Alcohol consumption rose by 14% in 2020. Women, in particular, drank heavily on more days than normal, by over 40%.
Gwenyth Paltrow is the author of a healthy cookbook (The Clean Plate; eat, reset, heal which contains recipes free of alcohol, gluten, processed foods, sugars, caffeine, red meat, dairy, peanuts and soy) and found herself “falling off the rails” during the pandemic with excessive drinking.
While she explains that she wasn’t drinking to the point of blacking out, she was drinking multiple cocktails every night while locked down during the health crisis. She also abandoned her healthy habits in other ways, seeking comfort in pasta and bread.

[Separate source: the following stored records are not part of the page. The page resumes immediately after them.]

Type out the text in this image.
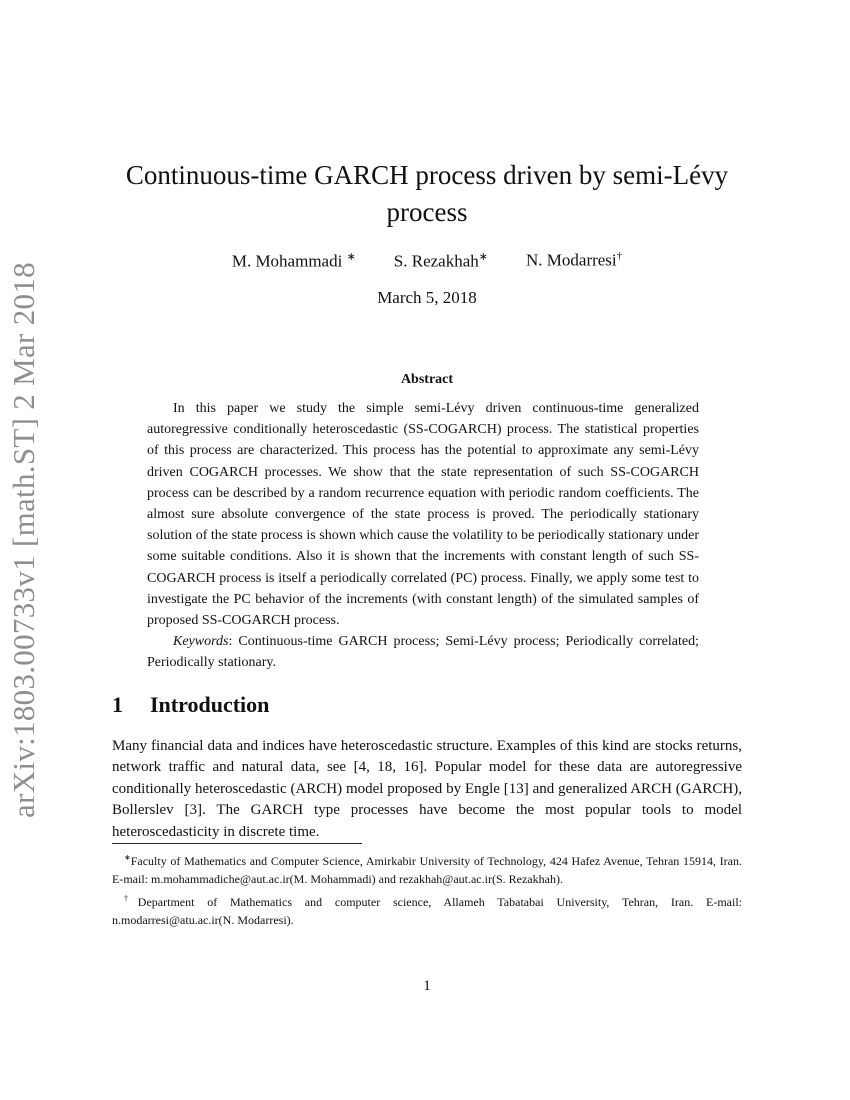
arXiv:1803.00733v1 [math.ST] 2 Mar 2018
Continuous-time GARCH process driven by semi-Lévy
process
M. Mohammadi ∗ S. Rezakhah∗ N. Modarresi†
March 5, 2018
Abstract

In this paper we study the simple semi-Lévy driven continuous-time generalized autoregressive conditionally heteroscedastic (SS-COGARCH) process. The statistical properties of this process are characterized. This process has the potential to approximate any semi-Lévy driven COGARCH processes. We show that the state representation of such SS-COGARCH process can be described by a random recurrence equation with periodic random coefficients. The almost sure absolute convergence of the state process is proved. The periodically stationary solution of the state process is shown which cause the volatility to be periodically stationary under some suitable conditions. Also it is shown that the increments with constant length of such SS-COGARCH process is itself a periodically correlated (PC) process. Finally, we apply some test to investigate the PC behavior of the increments (with constant length) of the simulated samples of proposed SS-COGARCH process.

Keywords: Continuous-time GARCH process; Semi-Lévy process; Periodically correlated; Periodically stationary.

1 Introduction
Many financial data and indices have heteroscedastic structure. Examples of this kind are stocks returns, network traffic and natural data, see [4, 18, 16]. Popular model for these data are autoregressive conditionally heteroscedastic (ARCH) model proposed by Engle [13] and generalized ARCH (GARCH), Bollerslev [3]. The GARCH type processes have become the most popular tools to model heteroscedasticity in discrete time.

∗Faculty of Mathematics and Computer Science, Amirkabir University of Technology, 424 Hafez Avenue, Tehran 15914, Iran. E-mail: m.mohammadiche@aut.ac.ir(M. Mohammadi) and rezakhah@aut.ac.ir(S. Rezakhah).

†Department of Mathematics and computer science, Allameh Tabatabai University, Tehran, Iran. E-mail: n.modarresi@atu.ac.ir(N. Modarresi).

1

It would be a stretch to label Gwenyth Paltrow drinking as a problem based on her conversation with The Mirror, but anyone who has ever crossed the line from situational into the disease of alcoholism can remember a time when drinking wasn’t a “problem.”
Heavy drinking and binge drinking are defined by the Center for Disease Control and Prevention (CDC.gov):
Heavy Drinking is measured within a 7 day period where men consume 15 drinks or more, and women consume 8 drinks or more
Binge Drinking is measured within a sitting (usually within a 2 hour timeframe) where men consume 5 or more drinks, and women consume 4 or more.
Drinking a large quantity of alcohol can weaken defenses. As Paltrow bravely disclosed her “off point” food choices, she also started craving cigarettes (although there’s no indication she fell off that wagon).
With such a significant rise in the consumption of alcohol and other comfort substances, we are reminded of the importance substance abuse treatment plays in our communities when heavy or binge drinking crosses the line into drug and alcohol dependence. Alcoholism and addiction pays no attention to age, gender, financial statements, ethnicity, or neighborhoods.